To understand how FA Capital is different, you first have to understand how traditional private equity works. Typically, a PE firm will gain control of the target company and pay for much of the purchase price by having the company borrow more money. Usually the PE firm will want to own a very large percentage of the company, if not all of it. PE firms also usually like to have a lot of say in the running of the business. This isn't necessarily a bad thing because they can sometimes add value.

But here's the problem, as Mr. Reid explained it to me: The entrepreneurs who built the businesses are often the best people to run them, particularly if they're still growing at a decent clip. But entrepreneurs don't like being told what to do. Plus, many entrepreneurs want to take some money off the table but also want to maintain a bigger stake in the business than is typically offered by a traditional PE.

There are alternatives, companies such as Alaris, which provide cash in exchange for a top-line, usually single-digit royalty. But this creates a problem not for the owners of the target company but for the investors in the public company.

"Royalty companies end up taking equity risk but not getting equity rewards for it," Mr. Reid says.

Looking at what's happened with Alaris, it's hard to argue the point: A couple of the firm's investments soured, which drove the stock price down about 30 per cent in the past year or so.

It was with all this in mind that Mr. Reid started looking for a new model that would avoid these pitfalls, and he came up with the concept behind Founders Advantage.

To illustrate, consider the firm's largest deal to date, Dominion Lending Centres, a major mortgage brokerage firm. Founded a decade ago, Dominion has grown to become the dominant competitor in its field with 40-per-cent market share, little debt and a stable business. It's a private-equity buyer's dream.

When co-founder Gary Mauris, a serial entrepreneur with two previous wins under his belt, decided to entertain offers to take some cash off the table, he was approached by a number of firms.

He opted to accept FA Capital's offer despite the fact it was lower than others.
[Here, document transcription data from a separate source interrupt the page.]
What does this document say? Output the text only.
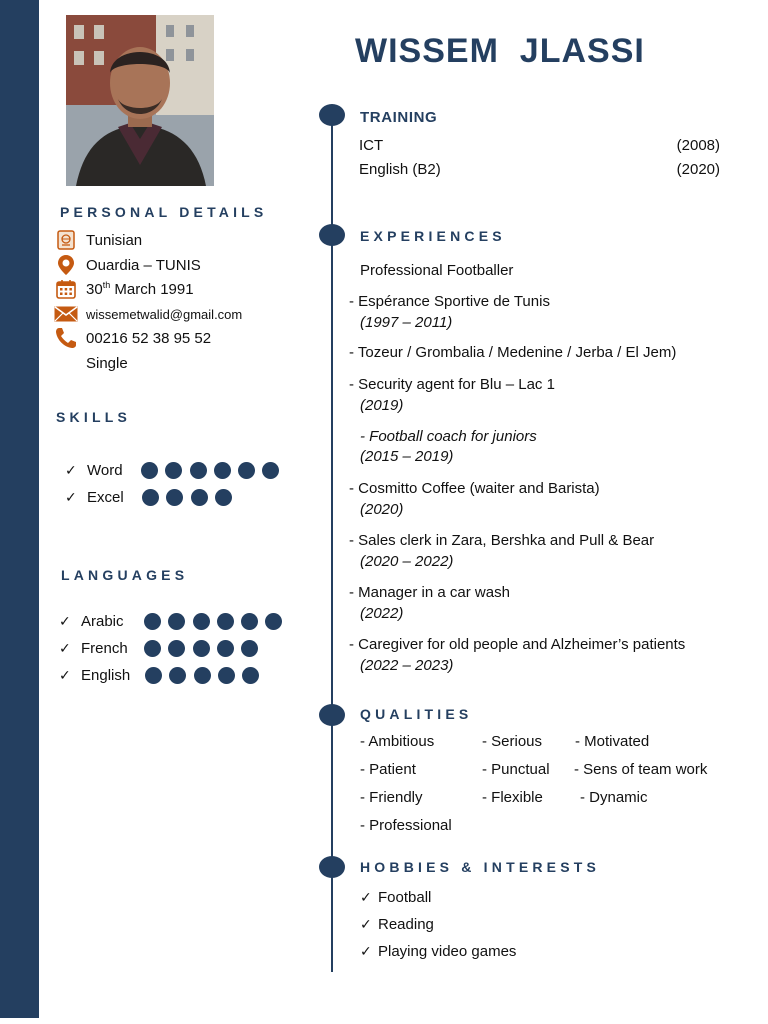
PERSONAL DETAILS
Tunisian
Ouardia – TUNIS
30th March 1991
wissemetwalid@gmail.com
00216 52 38 95 52
Single
SKILLS
✓ Word
✓ Excel
LANGUAGES
✓ Arabic
✓ French
✓ English
WISSEM  JLASSI
TRAINING
ICT	(2008)
English (B2)	(2020)
EXPERIENCES
Professional Footballer
- Espérance Sportive de Tunis
(1997 – 2011)
- Tozeur / Grombalia / Medenine / Jerba / El Jem)
- Security agent for Blu – Lac 1
(2019)
- Football coach for juniors
(2015 – 2019)
- Cosmitto Coffee (waiter and Barista)
(2020)
- Sales clerk in Zara, Bershka and Pull & Bear
(2020 – 2022)
- Manager in a car wash
(2022)
- Caregiver for old people and Alzheimer’s patients
(2022 – 2023)
QUALITIES
- Ambitious	- Serious - Motivated
- Patient	- Punctual - Sens of team work
- Friendly	- Flexible - Dynamic
- Professional
HOBBIES & INTERESTS
✓ Football
✓ Reading
✓ Playing video games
He declined some bidders because they wanted to buy all of the company. He turned down other PE offers because he disliked the idea of having outsiders tell him what to do and also because they wanted Dominion to borrow a lot of money to help pay for the acquisition.

"It didn't make sense," Mr. Mauris says. "They were buying me out with my own money."

He ended up doing a deal with Mr. Reid who offered to buy 60 per cent of the firm with a majority of the board seats.

But here's the twist: While Mr. Mauris and his partner are entitled to 40 per cent of the base profits, they are also entitled to 70 per cent of any increase in those profits.

The reason this works is that it gives founders – a small business's greatest assets – the incentive to keep working hard rather than taking their money and going to the beach.

"It was very smart of them," Mr. Mauris says. "If you're an entrepreneur in your thirties, forties or early fifties and still have energy and plans this is the best kind of deal. These guys are going to win more mandates."

Dominion has been active with acquisitions since doing the deal and Mr. Mauris believes he could double earnings before he's ready to call it a day. Putting that in perspective, the biggest bid Dominion received was signficantly higher than the offer they accepted. If Dominion doubles its earnings and is then sold for the same higher multiple, my calculations say FA Capital will triple its investment, not even counting distributions.

And if you doubt that Mr. Mauris believes in the FA model, you shouldn't. While he and his partner weren't offered shares as part of the purchase price, they asked for them and are now among the biggest shareholders of the company.

Disclosure: The author personally owns shares in Founders Advantage Capital Corp.